Tim laughed, his voice tinged with a wild panic. "Well you didn't know I was dealing drugs to an angel and demon."
He paused to consider this. "Wait, so Crowley and Aziraphale smoke weed?"
"Mostly Az- Azra- Mr. Fell. I think Crowley's just along for the ride and trying it out. Adam… does this mean Christianity was right? I mean, I'm barely any good at being Jewish, and I'm gay, I deal drugs, and I'm sure Hell won't be too bad if I have an in with you, but— Mmph!"
Adam pulled back from the kiss, his boyfriend sufficiently silenced. "You're not going to Hell for any of those things," he said, stroking the back of his dark hair. "As long as you're a good person, you'll be fine." He smiled. "And you're you, so I wouldn't worry too much about that bit of it too much."
Tim quirked his lip up into a tiny smile. "Dunno if I should be trusting the Antichrist on that."
"Father of Lies is one of my titles," Adam said, laughing. "But I wouldn't lie about this."

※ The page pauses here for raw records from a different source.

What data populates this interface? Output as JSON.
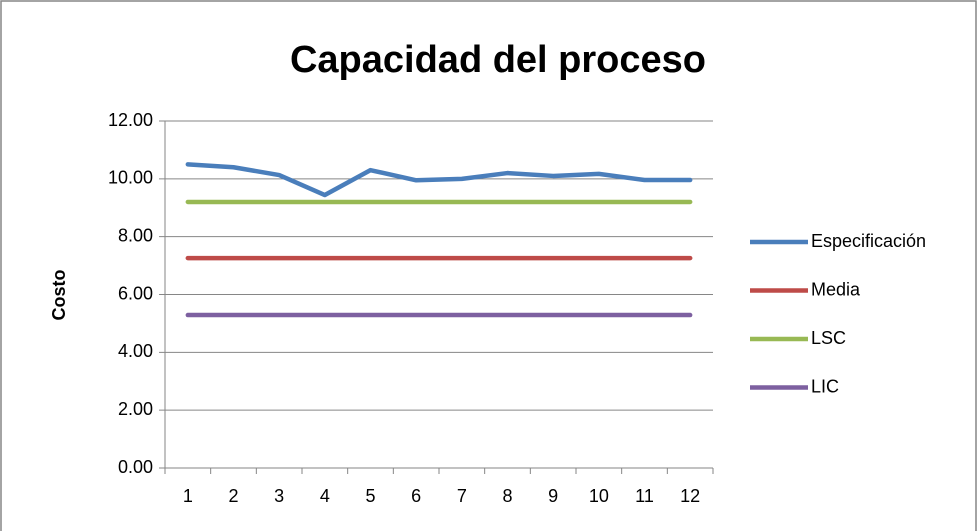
{
  "chart_data": {
    "type": "line",
    "title": "Capacidad del proceso",
    "y_label": "Costo",
    "categories": [
      "1",
      "2",
      "3",
      "4",
      "5",
      "6",
      "7",
      "8",
      "9",
      "10",
      "11",
      "12"
    ],
    "series": [
      {
        "name": "Especificación",
        "color": "#4a7ebb",
        "values": [
          10.5,
          10.4,
          10.13,
          9.44,
          10.3,
          9.95,
          10.0,
          10.2,
          10.1,
          10.17,
          9.96,
          9.96
        ]
      },
      {
        "name": "Media",
        "color": "#be4b48",
        "values": [
          7.26,
          7.26,
          7.26,
          7.26,
          7.26,
          7.26,
          7.26,
          7.26,
          7.26,
          7.26,
          7.26,
          7.26
        ]
      },
      {
        "name": "LSC",
        "color": "#98b954",
        "values": [
          9.2,
          9.2,
          9.2,
          9.2,
          9.2,
          9.2,
          9.2,
          9.2,
          9.2,
          9.2,
          9.2,
          9.2
        ]
      },
      {
        "name": "LIC",
        "color": "#7d60a0",
        "values": [
          5.29,
          5.29,
          5.29,
          5.29,
          5.29,
          5.29,
          5.29,
          5.29,
          5.29,
          5.29,
          5.29,
          5.29
        ]
      }
    ],
    "ylim": [
      0,
      12
    ],
    "yticks": [
      {
        "value": 0,
        "label": "0.00"
      },
      {
        "value": 2,
        "label": "2.00"
      },
      {
        "value": 4,
        "label": "4.00"
      },
      {
        "value": 6,
        "label": "6.00"
      },
      {
        "value": 8,
        "label": "8.00"
      },
      {
        "value": 10,
        "label": "10.00"
      },
      {
        "value": 12,
        "label": "12.00"
      }
    ],
    "grid": true,
    "legend": "right"
  }
}
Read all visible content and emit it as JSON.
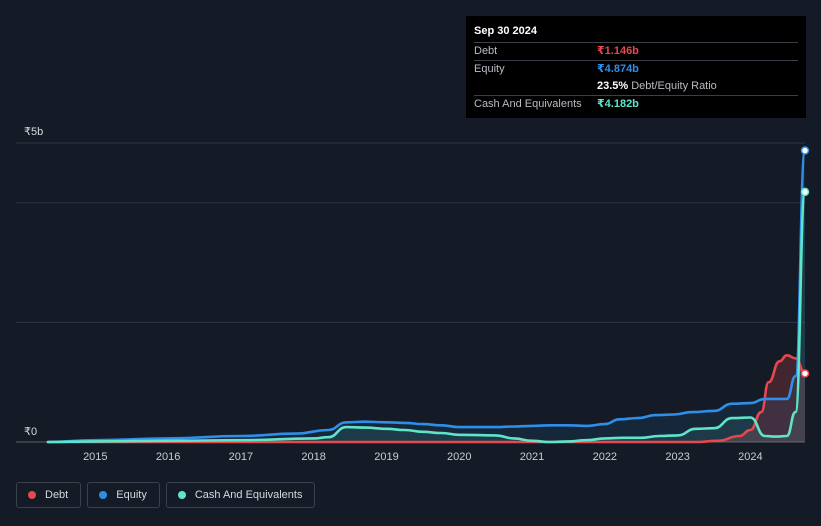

Tim laughed as well and threw an arm around Adam. "Titles?"
"They're really embarrassing."
"Then I'll laugh with you. Go on, then."
He took a deep breath and counted his titles off on his finger. "So I'm the Antichrist, also known as the Adversary, Destroyer of Kings, Angel of the Bottomless Pit, Great Beast that is called Dragon, Prince of this World, Father of Lies, Spawn of Satan, and Lord of Darkness. By birth, anyway."
Tim shut his eyes. "Have you ever actually destroyed any kings?" he asked sleepily.
"Not that I know of."
He smiled, not opening his eyes. "Then I'm not too concerned about the Father of Lies thing."
Adam pulled Tim to his chest and closed his eyes as well. He'd never talked to anyone outside of the other Them about the whole Antichrist thing before, and being able to tell Tim was a relief. He thought again about those two figures holding hands and laced one of his into one of Tim's. They'd have to pay those two a visit together sometime soon.